Wire Brushes - Low Care
I think you have to be careful; implement a rigorous inspection regime prior and after use, check the bristles are detectable in your detection equipment etc (and record all of this.) Another alternative would be to only allow their use by engineers and use your post work hygiene clearance procedure if you can.
Ideally though, if you can avoid using them, I would. Is it an open product or closed product low risk area? If it's the latter, I'd be slightly more relaxed.
IME, they're very difficult to avoid if you have sealing machines, e.g. heat sealed flow-wrapped packs (some flow wrapping machine suppliers won't guarantee seals to their machine specification unless they're used so it's a balance on which is the bigger risk to you and whether the purpose you want them for is process critical.) I don't like them but I've not found an alternative for some applications.
I think you have to be careful; implement a rigorous inspection regime prior and after use, check the bristles are detectable in your detection equipment etc (and record all of this.) Another alternative would be to only allow their use by engineers and use your post work hygiene clearance procedure if you can.
Ideally though, if you can avoid using them, I would. Is it an open product or closed product low risk area? If it's the latter, I'd be slightly more relaxed.
100% agree with GMO. They are a necessary evil on heat seals and no one seems to have a good alternative.
The product is being flow wrapped so open at infeed and closed on outfeed and yes they are using it on the heat seals. We did buy them a food safe brush which they complained about so I guess as long as its controlled and not left out during production we should be able to satisfy an auditor......
Thanks Guys!
The product is being flow wrapped so open at infeed and closed on outfeed and yes they are using it on the heat seals. We did buy them a food safe brush which they complained about so I guess as long as its controlled and not left out during production we should be able to satisfy an auditor......

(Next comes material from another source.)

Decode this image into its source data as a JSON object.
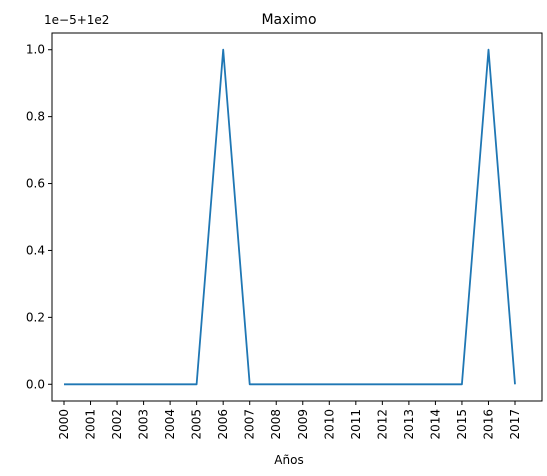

I think you have to follow that BRC classic and risk assess it; yes, you've identified there is a risk but these are the things you've put in place. Document it and audit it as controls like the ones I'm suggesting are easily ignored. Unless you then end up with complaints with pieces of metal coming back you've got a defence for the external auditor.
Might be worth going back to the team and asking what the problem was with the food safe brushes, although the things I've suggested might help prevent a problem, they don't exclude it. That said, as I was indicating earlier, I had a sealing process in one factory which was critical to the shelf life. The team changed the brush spec (without telling me, this was for cost rather than food safety), then changed back quite quickly. It ****ed up the sealing jaws and it took months of investigation to find out why complaints had started to go up. We had to then replace the sealing jaws at considerable expense.